What is Apache Kafka?

Apache Kafka is an open-source distributed streaming platform designed to handle high volumes of real-time data. LinkedIn originally developed it and later donated it to the Apache Software Foundation, where it became an Apache top-level project.

At its core, Kafka is a publish-subscribe messaging system that allows producers to publish messages to a topic and consumers to subscribe to one or more topics to consume those messages. Unlike traditional message brokers, Kafka is designed to handle high-throughput data streams, making it an option for building real-time chat and messaging applications.

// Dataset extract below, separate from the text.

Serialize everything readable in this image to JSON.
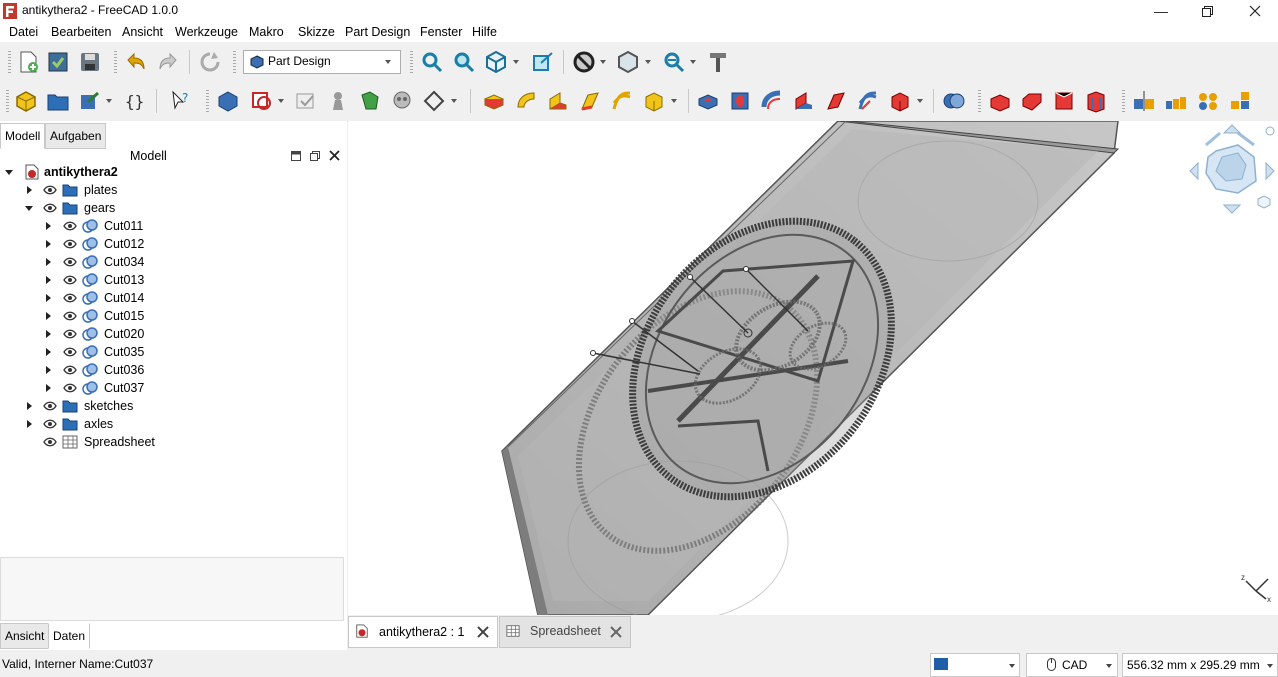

Kafka is known for its fault-tolerant and scalable data processing. It’s built upon a distributed architecture, which can be deployed across multiple servers or clusters, allowing it to handle large amounts of incoming data and distribute the workload among the available resources.

Another feature of Kafka is its durability. Kafka stores all the messages it receives in a distributed commit log, allowing reliable data retention and replayability. This means that even if a consumer goes offline or a failure occurs, it can resume processing from where it left off, ensuring data consistency and reliability.

How does Apache Kafka work?

Kafka operates as a distributed publish-subscribe system, and it uses a distributed commit log to store streams of records, allowing multiple producers and consumers to read and write data concurrently.

Kafka follows a client-server architecture, where the server is called a Kafka broker. Producers are responsible for writing data to Kafka topics, essentially categories or feeds to which records can be published. Each record consists of a key, a value, and optional metadata. Producers can choose to publish records synchronously or asynchronously.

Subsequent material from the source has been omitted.